A service that is travelling along similar lines of what I’m interested in for open publishing has launched today. PeerJ is being pitched as a cross between PLoS ONE and arXiv and indeed the company was founded by former PLoS ONE and Mendeley folk. It’s an interesting model where authors signup with a pre-paid plan. $99 gets you unlimited public preprints and 1 peer reviewed paper per year. $169 adds unlimited private preprints and another paper per year. $259 ups you to unlimited publications. And its nice as you can chose to pay once your paper is accepted (see how it works) so an author isn’t just being fleeced. There also appear to be reasonable plans for large numbers of co-authors etc. They also require members to review once per year. Nice.
I’m still reading through all of the materials about it myself, and there’s a lot here to digest and meditate on. It still appears that review is not open – both before and after ‘publication’ – although you can publish the review-trail and previous versions along with the finished product if you’d like.

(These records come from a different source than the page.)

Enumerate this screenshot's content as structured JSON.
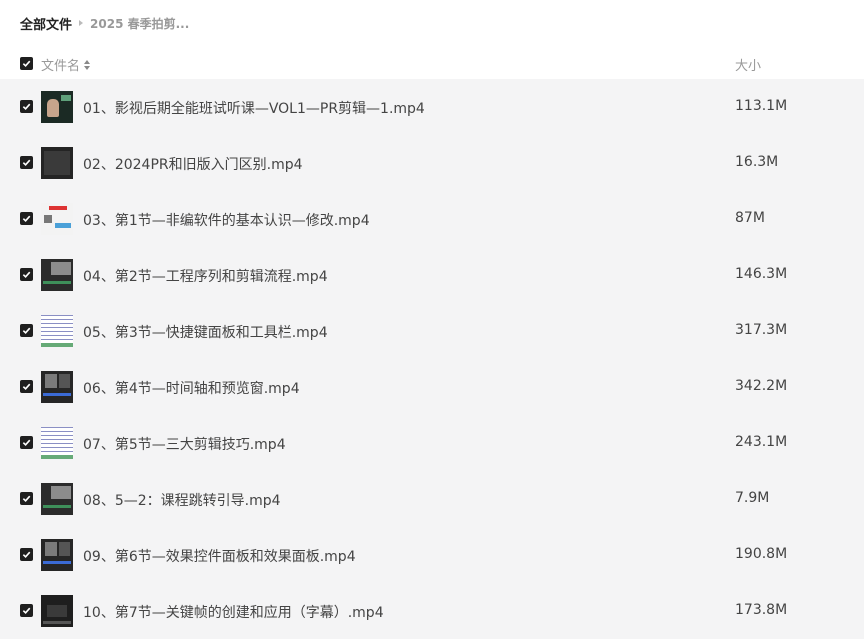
{
  "breadcrumb": {
    "root": "全部文件",
    "current": "2025 春季拍剪..."
  },
  "header": {
    "name_label": "文件名",
    "size_label": "大小"
  },
  "files": [
    {
      "name": "01、影视后期全能班试听课—VOL1—PR剪辑—1.mp4",
      "size": "113.1M",
      "thumb": "person"
    },
    {
      "name": "02、2024PR和旧版入门区别.mp4",
      "size": "16.3M",
      "thumb": "dark"
    },
    {
      "name": "03、第1节—非编软件的基本认识—修改.mp4",
      "size": "87M",
      "thumb": "slide"
    },
    {
      "name": "04、第2节—工程序列和剪辑流程.mp4",
      "size": "146.3M",
      "thumb": "editor"
    },
    {
      "name": "05、第3节—快捷键面板和工具栏.mp4",
      "size": "317.3M",
      "thumb": "grid"
    },
    {
      "name": "06、第4节—时间轴和预览窗.mp4",
      "size": "342.2M",
      "thumb": "editor2"
    },
    {
      "name": "07、第5节—三大剪辑技巧.mp4",
      "size": "243.1M",
      "thumb": "grid"
    },
    {
      "name": "08、5—2：课程跳转引导.mp4",
      "size": "7.9M",
      "thumb": "editor"
    },
    {
      "name": "09、第6节—效果控件面板和效果面板.mp4",
      "size": "190.8M",
      "thumb": "editor2"
    },
    {
      "name": "10、第7节—关键帧的创建和应用（字幕）.mp4",
      "size": "173.8M",
      "thumb": "dark2"
    }
  ]
}
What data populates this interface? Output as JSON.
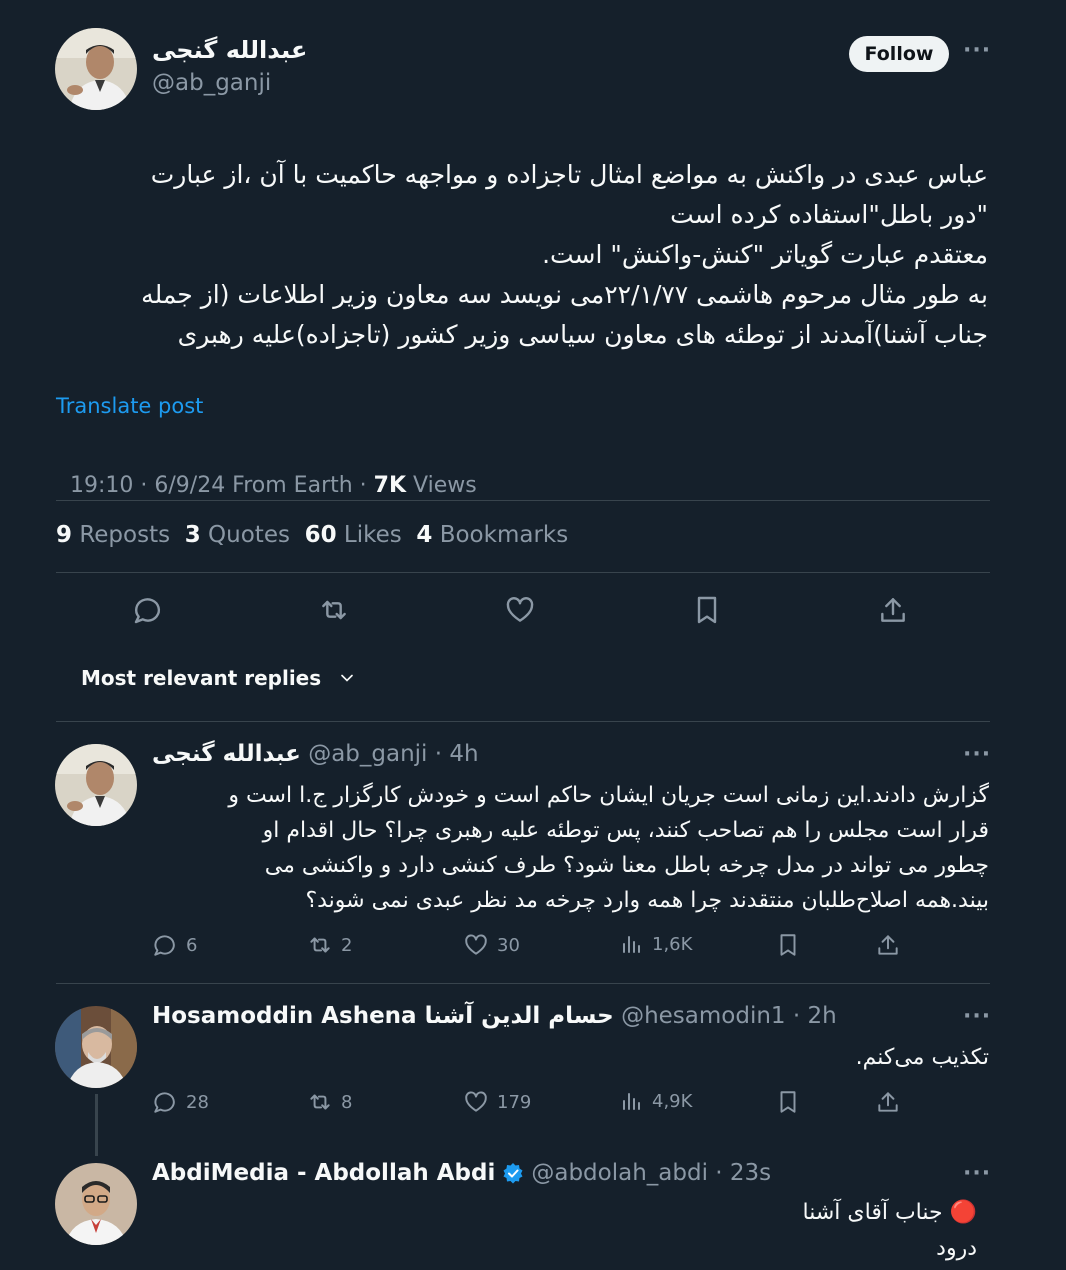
{
  "post": {
    "author_name": "عبدالله گنجی",
    "author_handle": "@ab_ganji",
    "follow_label": "Follow",
    "more_label": "···",
    "text_lines": [
      "عباس عبدی در واکنش به مواضع امثال تاجزاده و مواجهه حاکمیت با آن ،از عبارت",
      "\"دور باطل\"استفاده کرده است",
      "معتقدم عبارت گویاتر \"کنش-واکنش\" است.",
      "به طور مثال مرحوم هاشمی ۲۲/۱/۷۷می نویسد سه معاون وزیر اطلاعات (از جمله",
      "جناب آشنا)آمدند از توطئه های معاون سیاسی وزیر کشور (تاجزاده)علیه رهبری"
    ],
    "translate_label": "Translate post",
    "meta_time": "19:10 · 6/9/24 From Earth · ",
    "meta_views_num": "7K",
    "meta_views_label": " Views",
    "stats": {
      "reposts_num": "9",
      "reposts_label": "Reposts",
      "quotes_num": "3",
      "quotes_label": "Quotes",
      "likes_num": "60",
      "likes_label": "Likes",
      "bookmarks_num": "4",
      "bookmarks_label": "Bookmarks"
    },
    "sort_label": "Most relevant replies"
  },
  "replies": [
    {
      "name": "عبدالله گنجی",
      "handle_time": "@ab_ganji · 4h",
      "text_lines": [
        "گزارش دادند.این زمانی است جریان ایشان حاکم است و خودش کارگزار ج.ا است و",
        "قرار است مجلس را هم تصاحب کنند، پس توطئه علیه رهبری چرا؟ حال اقدام او",
        "چطور می تواند در مدل چرخه باطل معنا شود؟ طرف کنشی دارد و واکنشی می",
        "بیند.همه اصلاح‌طلبان منتقدند چرا همه وارد چرخه مد نظر عبدی نمی شوند؟"
      ],
      "replies": "6",
      "reposts": "2",
      "likes": "30",
      "views": "1,6K"
    },
    {
      "name": "Hosamoddin Ashena حسام الدین آشنا",
      "handle_time": "@hesamodin1 · 2h",
      "text_lines": [
        "تکذیب می‌کنم."
      ],
      "replies": "28",
      "reposts": "8",
      "likes": "179",
      "views": "4,9K"
    },
    {
      "name": "AbdiMedia - Abdollah Abdi",
      "handle_time": "@abdolah_abdi · 23s",
      "text_lines": [
        "🔴 جناب آقای آشنا",
        "درود"
      ]
    }
  ],
  "colors": {
    "bg": "#15202b",
    "link": "#1d9bf0",
    "muted": "#8b98a5",
    "verified": "#1d9bf0"
  }
}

But in general, this is pretty fantastic
Here are some links about the launch and useful additional reading. I’d love to know what folk out there think. Will you be using it? Time to put our money where our #openaccess mouths are? I’m thinking yes!
My question to you all – does this new entry to the publishing market solve everything? Is it a panacea? Are there things you wish it did better, or is it just the right balance?